Seit fast zwei Jahren leitete ich als erste Frau den Planungsstab im Außenministerium, unterstand direkt der Ministerin und unterstützte sie bei der Entwicklung und Umsetzung langfristiger, strategischer Entwürfe für die amerikanische Außenpolitik. Als Hillary Clinton, die ich sehr bewundere und die eine wirklich wunderbare Chefin ist, mich zwei Jahre zuvor angerufen und mir den Job angeboten hatte – ein Traumjob für jeden Experten in Sachen Außenpolitik –, hatte ich auf der Stelle zugesagt. Allerdings erklärte ich ihr auch, dass ich nur zwei Jahre bleiben konnte –nur so lange können Hochschullehrer in den USA üblicherweise von ihren Universitäten freigestellt werden; darüber hinaus müssten sie die Anstellung auf Lebenszeit aufgeben. Als ich nach Washington ging, war meinem Ehemann Andy und mir selbst allerdings völlig klar, dass ich gerne auch länger bliebe, falls ich die Gelegenheit bekäme, in einer höheren Stellung weiterzumachen. Mein gesamtes Berufsleben hatte ich als Professorin verbracht, aber Außenpolitik war meine ganze Leidenschaft.
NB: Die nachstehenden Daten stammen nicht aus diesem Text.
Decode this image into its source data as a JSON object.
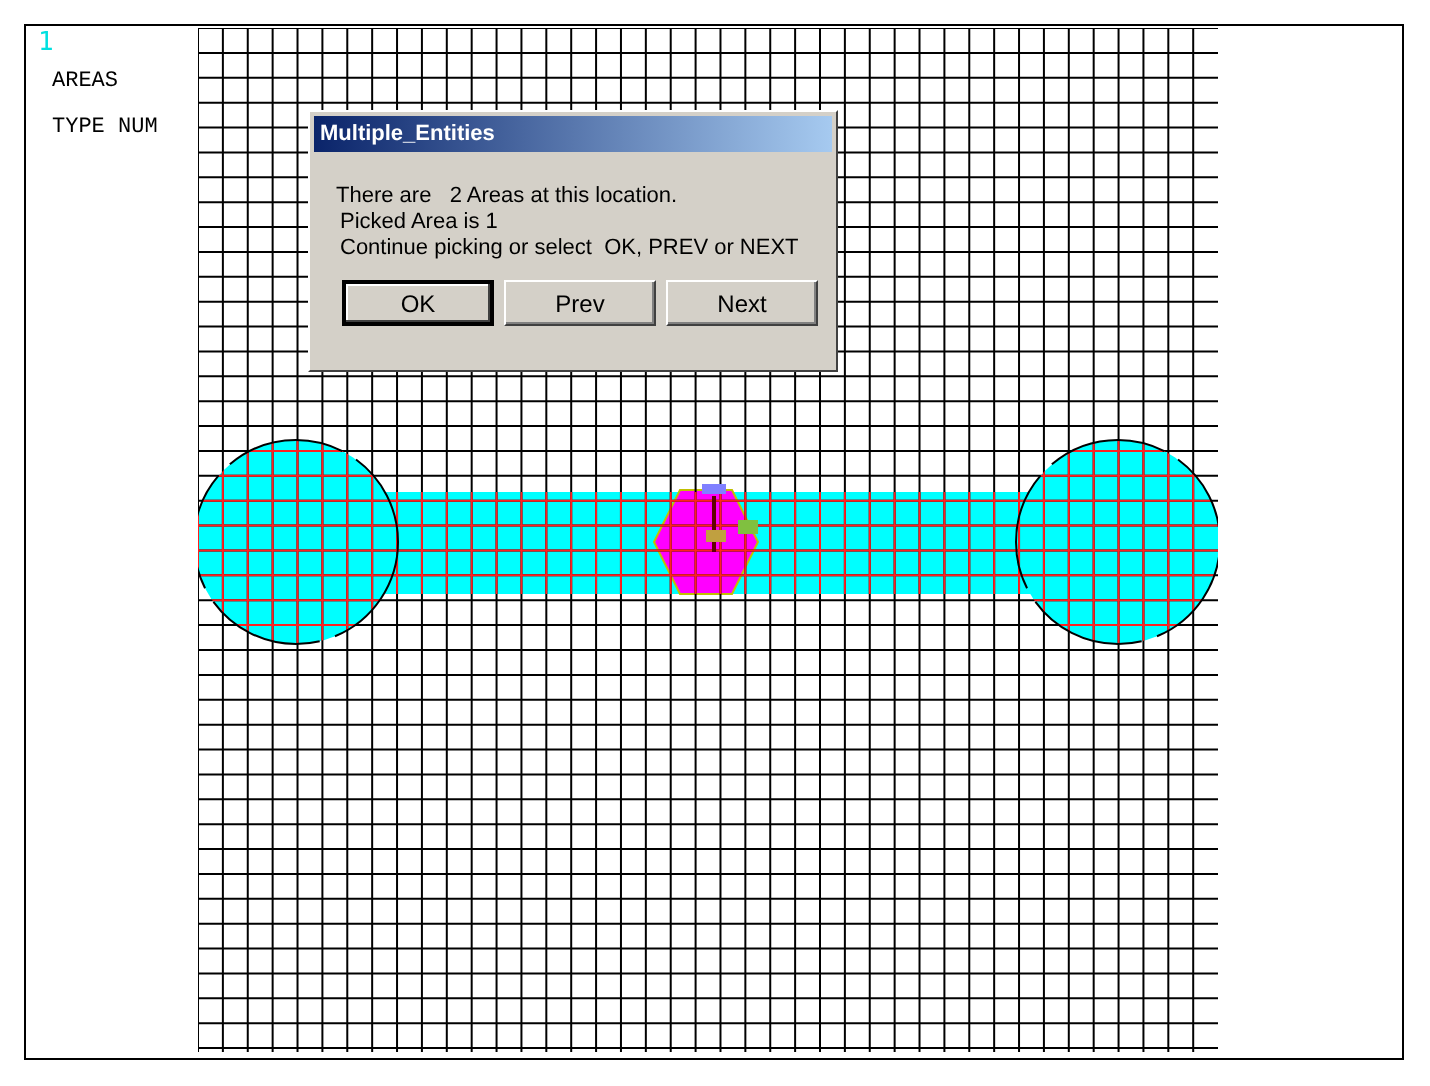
{
  "viewport_number": "1",
  "legend": [
    "AREAS",
    "TYPE NUM"
  ],
  "dialog": {
    "title": "Multiple_Entities",
    "lines": [
      "There are   2 Areas at this location.",
      "Picked Area is 1",
      "Continue picking or select  OK, PREV or NEXT"
    ],
    "buttons": [
      {
        "label": "OK",
        "default": true
      },
      {
        "label": "Prev",
        "default": false
      },
      {
        "label": "Next",
        "default": false
      }
    ]
  }
}
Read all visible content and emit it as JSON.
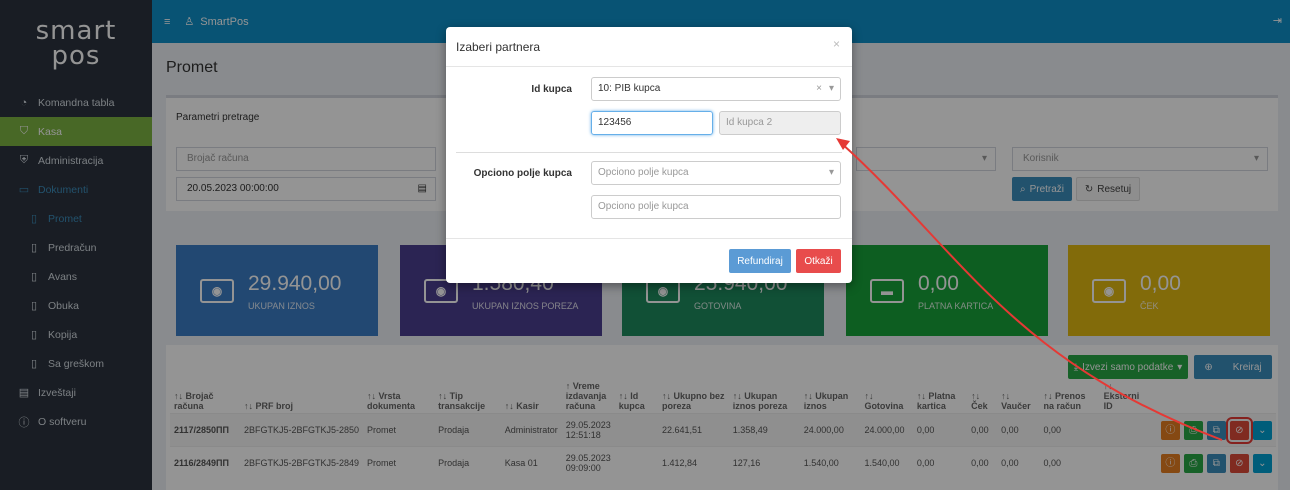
{
  "logo": {
    "line1": "smart",
    "line2": "pos"
  },
  "sidebar": {
    "items": [
      {
        "label": "Komandna tabla"
      },
      {
        "label": "Kasa"
      },
      {
        "label": "Administracija"
      },
      {
        "label": "Dokumenti"
      },
      {
        "label": "Promet"
      },
      {
        "label": "Predračun"
      },
      {
        "label": "Avans"
      },
      {
        "label": "Obuka"
      },
      {
        "label": "Kopija"
      },
      {
        "label": "Sa greškom"
      },
      {
        "label": "Izveštaji"
      },
      {
        "label": "O softveru"
      }
    ]
  },
  "topbar": {
    "app_name": "SmartPos"
  },
  "page": {
    "title": "Promet"
  },
  "search": {
    "header": "Parametri pretrage",
    "receipt_placeholder": "Brojač računa",
    "date_value": "20.05.2023 00:00:00",
    "user_placeholder": "Korisnik",
    "search_label": "Pretraži",
    "reset_label": "Resetuj"
  },
  "tiles": [
    {
      "value": "29.940,00",
      "label": "UKUPAN IZNOS",
      "color": "#3c7dc4"
    },
    {
      "value": "1.580,40",
      "label": "UKUPAN IZNOS POREZA",
      "color": "#4b3f8f"
    },
    {
      "value": "25.940,00",
      "label": "GOTOVINA",
      "color": "#1e8a5e"
    },
    {
      "value": "0,00",
      "label": "PLATNA KARTICA",
      "color": "#17a33a"
    },
    {
      "value": "0,00",
      "label": "ČEK",
      "color": "#e0b812"
    }
  ],
  "actions": {
    "export_label": "Izvezi samo podatke",
    "create_label": "Kreiraj"
  },
  "table": {
    "headers": [
      "Brojač računa",
      "PRF broj",
      "Vrsta dokumenta",
      "Tip transakcije",
      "Kasir",
      "Vreme izdavanja računa",
      "Id kupca",
      "Ukupno bez poreza",
      "Ukupan iznos poreza",
      "Ukupan iznos",
      "Gotovina",
      "Platna kartica",
      "Ček",
      "Vaučer",
      "Prenos na račun",
      "Eksterni ID"
    ],
    "rows": [
      [
        "2117/2850ПП",
        "2BFGTKJ5-2BFGTKJ5-2850",
        "Promet",
        "Prodaja",
        "Administrator",
        "29.05.2023 12:51:18",
        "",
        "22.641,51",
        "1.358,49",
        "24.000,00",
        "24.000,00",
        "0,00",
        "0,00",
        "0,00",
        "0,00",
        ""
      ],
      [
        "2116/2849ПП",
        "2BFGTKJ5-2BFGTKJ5-2849",
        "Promet",
        "Prodaja",
        "Kasa 01",
        "29.05.2023 09:09:00",
        "",
        "1.412,84",
        "127,16",
        "1.540,00",
        "1.540,00",
        "0,00",
        "0,00",
        "0,00",
        "0,00",
        ""
      ]
    ]
  },
  "modal": {
    "title": "Izaberi partnera",
    "id_label": "Id kupca",
    "id_select_value": "10: PIB kupca",
    "id_input_value": "123456",
    "id2_placeholder": "Id kupca 2",
    "optional_label": "Opciono polje kupca",
    "optional_select_placeholder": "Opciono polje kupca",
    "optional_input_placeholder": "Opciono polje kupca",
    "refund_label": "Refundiraj",
    "cancel_label": "Otkaži"
  },
  "colors": {
    "topbar": "#0e8fc9",
    "sidebar": "#2b333e",
    "kasa_active": "#7cb342",
    "annotation": "#e53935"
  }
}
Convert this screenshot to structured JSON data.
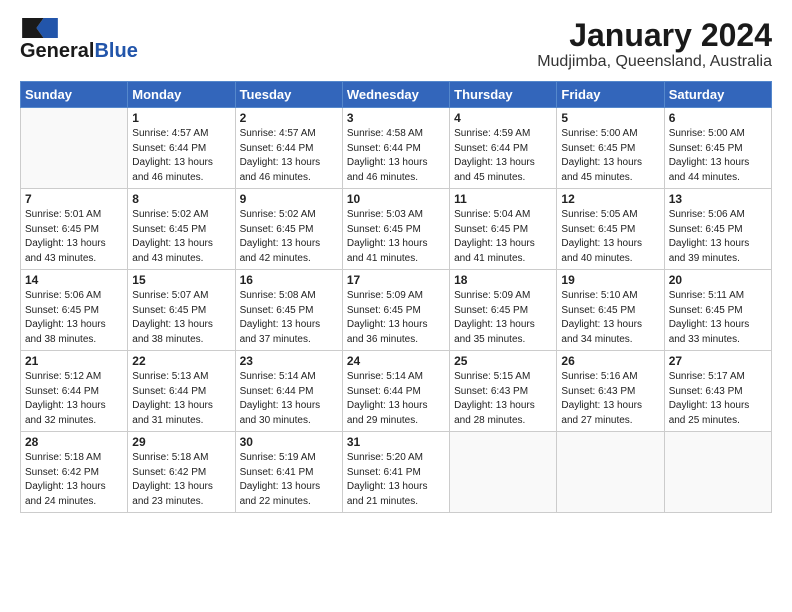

Es war mein Moment, mich »reinzuhängen«; ich musste es nutzen, dass ich zum richtigen Zeitpunkt am richtigen Ort war, und mich in Stellung bringen. Natürlich war es nicht sicher, dass ich diese Beförderung wirklich bekommen würde, aber ich hatte eine echte Chance; die Stelle, um die es ging, hatte ebenfalls noch nie eine Frau besetzt. Und ich hätte dort Gelegenheit, einen Ansatz der Außenpolitik fortzuführen, an den ich fest glaubte und der inzwischen ein Markenzeichen von Hillary Clintons Amtszeit war.
Die Frau, für die ich mich immer gehalten hatte – die Karrierefrau, die Juraprofessorin, die Dekanin, ja schon die Studentin, die das Jurastudium als Eintrittskarte ins Außenministerium ansah –, hätte Ja gesagt, und das ohne jedes Zögern. Doch während der berufliche Teil meines Lebens vorwärtsstrebte, sah es im persönlichen Bereich sehr viel komplizierter aus. Als ich 2009 die Stelle im Außenministerium antrat, hatten Andy und ich beschlossen, dass es für ihn und unsere beiden Söhne günstiger sein würde, wenn ich jede Woche von Princeton nach Washington pendelte, statt die ganze Familie umzusiedeln. Die Jungs waren damals zehn und zwölf Jahre alt, gingen in die 4. und 6. Klasse und waren in ihrem Umfeld zufrieden und verwurzelt. Sie waren ganz und gar einverstanden mit unserer Entscheidung. Zwar waren sie traurig, dass ich nach Washington ging, aber als ich vorschlug, sie sollten alle mitkommen, ließ sich ihre Reaktion zusammenfassen mit einem klaren »Bye, Mom!«.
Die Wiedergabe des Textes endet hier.